First Alert quotes the Journal of the American Medical Association as saying that “1,500 people die each year” because of carbon monoxide poisoning. FEMA says that “more than 150 people die” from “non-fire” related carbon monoxide poising each year. Another source mentions “at least 170 deaths as a result of poison from “non-automotive” consumer products. ” Take your pick. One death is too many when they are all preventable.
How can I prevent carbon monoxide poisoning?
- First, of course, simply be sensible and don’t set up any kind of non-vented engine or temporary gas heater or cooker in the house!
- Buy and install a carbon monoxide detector – and pay attention to it! Remember, it probably gives off two kinds of “beeps.” One is soft and repetitive, and means that you need to change the batteries. The other is loud and insistent.

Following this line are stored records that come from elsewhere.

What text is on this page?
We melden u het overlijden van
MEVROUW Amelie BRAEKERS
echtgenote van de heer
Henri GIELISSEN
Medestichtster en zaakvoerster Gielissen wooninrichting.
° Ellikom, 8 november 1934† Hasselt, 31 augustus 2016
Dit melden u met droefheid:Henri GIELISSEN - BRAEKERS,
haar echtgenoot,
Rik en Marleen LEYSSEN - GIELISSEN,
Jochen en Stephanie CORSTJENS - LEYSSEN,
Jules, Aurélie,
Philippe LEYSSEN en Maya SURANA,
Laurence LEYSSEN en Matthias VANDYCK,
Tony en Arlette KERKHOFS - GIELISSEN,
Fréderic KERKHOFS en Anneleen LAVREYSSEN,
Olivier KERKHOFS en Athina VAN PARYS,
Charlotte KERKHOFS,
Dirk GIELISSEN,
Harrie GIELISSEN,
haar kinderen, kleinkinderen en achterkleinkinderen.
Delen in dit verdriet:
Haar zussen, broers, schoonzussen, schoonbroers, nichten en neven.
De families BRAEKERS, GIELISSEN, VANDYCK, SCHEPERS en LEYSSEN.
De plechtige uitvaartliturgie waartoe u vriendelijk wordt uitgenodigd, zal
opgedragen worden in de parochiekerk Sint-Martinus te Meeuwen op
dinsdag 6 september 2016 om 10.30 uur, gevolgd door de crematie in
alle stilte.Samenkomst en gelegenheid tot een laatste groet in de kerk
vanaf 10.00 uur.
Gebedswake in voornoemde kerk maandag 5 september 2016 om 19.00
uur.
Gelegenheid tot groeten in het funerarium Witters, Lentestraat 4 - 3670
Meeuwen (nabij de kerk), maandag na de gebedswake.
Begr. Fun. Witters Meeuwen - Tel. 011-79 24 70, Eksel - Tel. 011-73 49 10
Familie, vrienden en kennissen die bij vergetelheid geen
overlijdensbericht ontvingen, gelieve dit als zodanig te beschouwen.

- If the detector goes off, trust it! (Don’t do like one lady did, wait several hours because “I didn’t smell anything!” Odorless, colorless . . . remember?) Take steps to protect your family. Get out into fresh air. Call 911 or the Fire Department.
My friend Russ Flanigan, a BPI Certified contractor in Vermont, adds these recommendations to the basic ones above:
- Install your detectors intelligently. They can be fooled by humidity, so don’t put them in the kitchen over the sink or dishwasher, or in the bathroom. Put them outside every separate sleeping area.
- Getting a new kitchen or cookstove? Insist on having it tested for carbon monoxide when it’s installed. (Per Russ, furnaces are routinely tested, stoves not so often.)
- Own a self-cleaning oven? Be sensible; don’t turn it on and go to bed. Rather, operate the self-cleaning function when you can keep the kitchen well aired.
Action Item: Add carbon monoxide to your “preparedness list.” Buy and install the appropriate number of carbon monoxide alarms.